Micah would cradle his past self in his arms while they waited for the ambulance, and Micah would tell him that it was okay to not be okay.

That’s what he wanted to do anyway, but that’s what he’d wanted to do while it was happening. And he’d failed. He couldn’t risk freezing up and letting himself down again.

“Micah?”

He blinked and looked at Ximena. The expression of pity on her face wasn’t quite as grating today, because he needed it if he was going to get out of here. “What?”

“I said, twenty-six is empty and ready to be moved into. It’s a one bedroom, not a studio, but I won’t charge you any extra. I have some cardboard boxes and milk crates you can pack your smaller things into, and I’ll get some people up to move your furniture and plants, okay?”

“Thank you.” He sighed, and knots in his shoulders unraveled. “You know what this means, though. Any new tenant who moves into twenty-one is going to be haunted by the ghost of Micah-Past.” Except… That couldn’t be the case because he didn’t remember a future tenant appearing in the studio.

So it didn’t come as a surprise when Ximena said, “No! I can’t let anyone else move in there. It’s cursed.”

“Yeah, I don’t think sprinkling holy water on the rug is going to help. You going to call the news?”

“And have them all up in my business, harassing the tenants? No. Does anyone else know about this besides Cosmo? I don’t want this to become some… some meme.”

That probably wasn’t the word she meant to use, but Micah said, “I don’t want that either.” The last thing he needed was more people knocking on his door. “I told an acquaintance about it, but she doesn’t want anything to do with it.”

“I can’t say I’m surprised.” She patted his cheek. “Go get your essentials packed up. And your art – I don’t want anyone else touching it. I’ll send some people for your bed, your desk, whatever you need today.”

Micah started to thank her, but her mouth parted, gaze darting to his front door.

“Oh no. Twenty-two was mad that the base heater had scorched the leg of their nightstand, and they wanted maintenance to check it. They said it kept kicking on even when it was unplugged. I didn’t believe them, of course, but now.

.. And someone else mentioned phantom smells.

I’ve had far more strange complaints than normal lately.

” She rubbed her face and leaned against the balcony railing. “I think I need to lie down.”

He supposed it made sense that the apartment next to his was affected, though how one would figure out the magnitude of such a hiccup in spacetime was beyond him.

Did it extend beyond the complex to the street below?

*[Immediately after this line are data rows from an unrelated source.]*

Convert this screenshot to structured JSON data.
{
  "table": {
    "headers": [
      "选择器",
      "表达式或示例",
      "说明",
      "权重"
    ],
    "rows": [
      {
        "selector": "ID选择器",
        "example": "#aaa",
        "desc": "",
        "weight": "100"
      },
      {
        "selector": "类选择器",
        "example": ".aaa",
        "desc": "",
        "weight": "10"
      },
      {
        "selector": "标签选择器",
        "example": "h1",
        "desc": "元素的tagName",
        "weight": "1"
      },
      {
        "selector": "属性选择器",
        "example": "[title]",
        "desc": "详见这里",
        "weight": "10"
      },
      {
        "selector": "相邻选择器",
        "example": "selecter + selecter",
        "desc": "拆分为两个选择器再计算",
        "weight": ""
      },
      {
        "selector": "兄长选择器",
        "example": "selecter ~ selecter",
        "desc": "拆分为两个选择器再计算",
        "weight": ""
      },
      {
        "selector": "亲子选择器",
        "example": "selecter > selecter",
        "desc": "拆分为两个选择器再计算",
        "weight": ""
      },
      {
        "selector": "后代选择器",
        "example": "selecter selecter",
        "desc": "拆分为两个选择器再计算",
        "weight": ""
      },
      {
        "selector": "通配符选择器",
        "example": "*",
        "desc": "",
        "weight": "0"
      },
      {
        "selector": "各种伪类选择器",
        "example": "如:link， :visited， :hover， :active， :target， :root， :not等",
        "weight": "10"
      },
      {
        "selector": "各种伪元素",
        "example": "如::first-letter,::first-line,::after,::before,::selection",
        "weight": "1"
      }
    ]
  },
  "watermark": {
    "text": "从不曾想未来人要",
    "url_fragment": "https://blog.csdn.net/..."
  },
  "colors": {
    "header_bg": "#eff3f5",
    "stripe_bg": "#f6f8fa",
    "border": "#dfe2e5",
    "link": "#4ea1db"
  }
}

There could be a specific spot in the parking lot where a car from the past might suddenly appear in a driver’s path, or a rose bush that seemed to always have roses no matter how often you cut them.

“This is the Artists’ District. Maybe you can market it as a feature instead of a bug. The eccentric ones will go for it.”

Ximena shook her head, mouth pulled into a grim line. “I should retire early is what I should do.”

“Who lived in twenty-six three years ago?” The last thing he needed was to move into a new apartment with more disturbances than his current one.